Como começa uma relação de afeto? A qualquer momento duas ou mais histórias podem se enroscar como novelos e até dar nós que não são facilmente desatados. Delicados fios que podem tecer um caminho juntos ou, às vezes, se esgarçar com o tempo, necessitando de remendos e cortes.
Quando tento lembrar do começo da minha relação com seu Firmino, nordestino emigrante do Sergipe, lembro da simpatia de sua voz e das castanhas que ele sempre me trazia a cada vinda do Nordeste. Isso bastou para nos aproximarmos e termos hoje a relação de afeto construída.

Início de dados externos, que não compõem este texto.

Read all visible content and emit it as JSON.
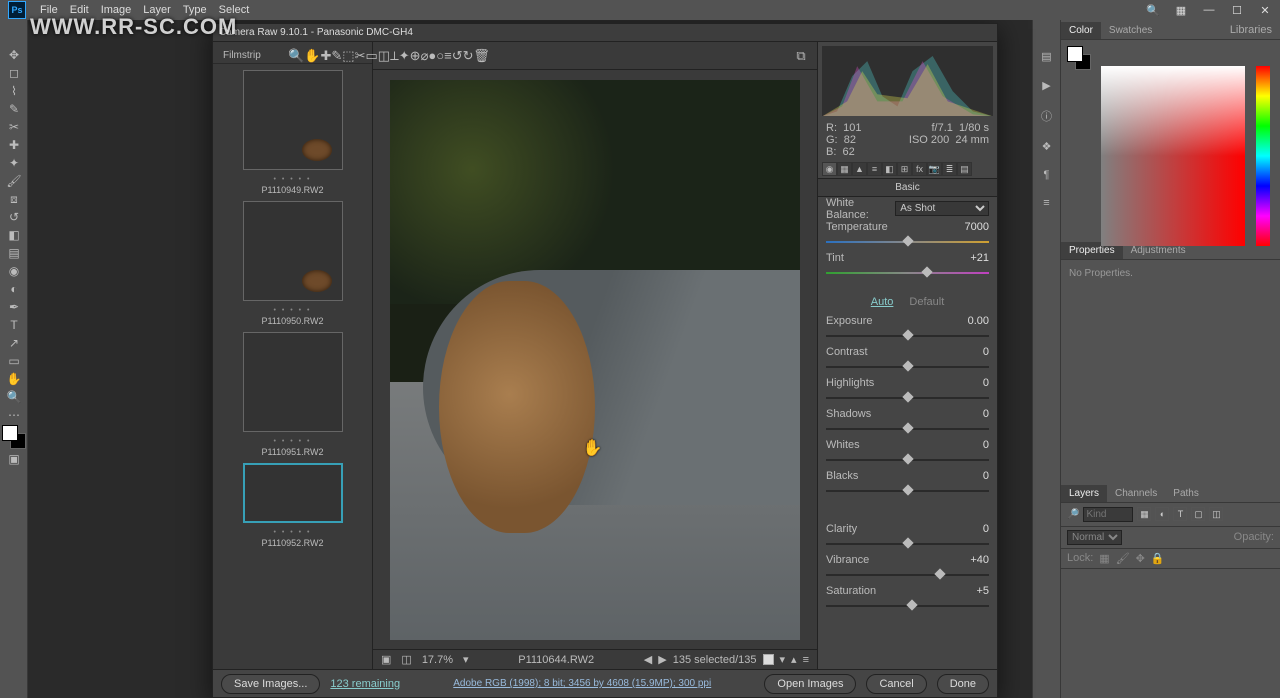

Assim como minha história com seu Claudio, paulista e ex-militar, que começa com o compartilhamento de títulos de livros e nas divergências de pensamentos políticos. Dei a ele os livros “Armas, Germes e Aço”, de Jared Diamond, e o “O Macaco Nu”, de Desmond Morris. E tenho três livros dados por ele: “Os Pilares da Terra”, de Ken Follet, “O Túmulo do Fanatismo”, de Claudia Berliner e Voltaire, e “Antes que Anoiteça”, de Reinaldo Arenas. Este último, ganhei após minha viagem para Cuba quando vim contaminada com ideias da revolução cubana.
Janaína tinha uma personalidade forte como seus braços, por ser praticante de surf, e acho que nossa intimidade começou porque nunca fugi de suas perguntas difíceis. Ela era corajosa ao perguntar e eu tentava sempre ser para responder. Tanto que no final de sua vida, compartilhamos decisões delicadas e emiti opiniões pensando que seria importante para ela meu apoio.
Juliana desde o começo me encanta. Talvez por ter meu nome ou pela forma como lida com as adversidades da vida. Já éramos bem ligadas antes de descobrir que seu marido é cervejeiro. Agora, a gente sempre troca ideia sobre rótulos de cervejas e sobre bulas de morfina. O grande desafio atual é controle de dor, que vem piorando nos últimos meses.
Histórias de pessoas e de afetos que começam a qualquer hora e qualquer momento. Profissionalmente, quando ouço a demanda de saúde de alguém, me aproximo de sua biografia, de seus valores e de sua identidade social. Isso pode ser um canal estreito de abertura à intimidade.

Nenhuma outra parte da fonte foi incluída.